Dignité de la personne humaine et détention provisoire : recours devant le juge judiciaire

Doit être cassée la décision de la chambre de l'instruction qui a prolongé la détention provisoire d'un détenu sans apprécier le caractère précis, crédible et actuel de ses allégations, alors qu'il évoquait un espace personnel réduit, dans une cellule partagée avec d'autres détenus, la présence de cafards et de punaises de lit et un accès très limité à des douches non chauffées et sans intimité (Cass. crim. 20 octobre 2021).

30 janvier 2020 

 

Condamnation de la France par la Cour européenne des droits de l’homme

 

Saisie par de nombreux requérants incarcérés dans divers établissements pénitentiaires en France métropolitaine ou dans les DROM COM, la Cour européenne des droits de l’homme a rendu, le 30 janvier 2020 (JMB c. France, requête n° 9671/15 et 31 autres) un arrêt condamnant la France pour violation :  

 

- de l’article 3 de la Convention européenne de sauvegarde des droits de l’homme et des libertés fondamentales : « Nul ne peut être soumis à la torture ni à des peines ou des traitements inhumains ou dégradants ».

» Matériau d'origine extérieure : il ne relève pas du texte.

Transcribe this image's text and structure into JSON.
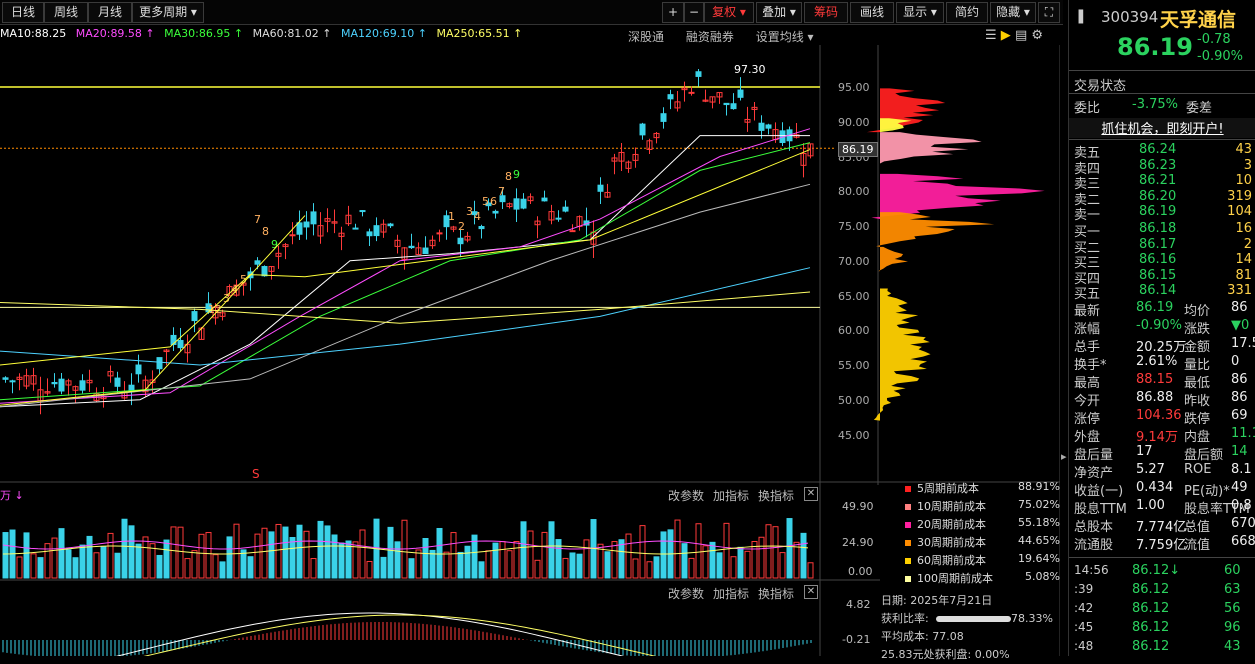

La Cour européenne des droits de l’homme a considéré que les détenus ne disposaient pas d’un espace personnel au moins égal à 3 mètres carrés, cet élément étant considéré comme à ce point grave qu’il donne lieu à une forte présomption de violation de l’article 3.

 

et 

 

- de l’article 13 de la Convention européenne de sauvegarde des droits de l’homme et des libertés fondamentales : « Toute personne dont les droits et libertés reconnus dans la (…) Convention ont été violés, a droit à l’octroi d’un recours effectif devant une instance nationale, alors même que la violation aurait été commise par des personnes agissant dans l’exercice de leurs fonctions officielles ».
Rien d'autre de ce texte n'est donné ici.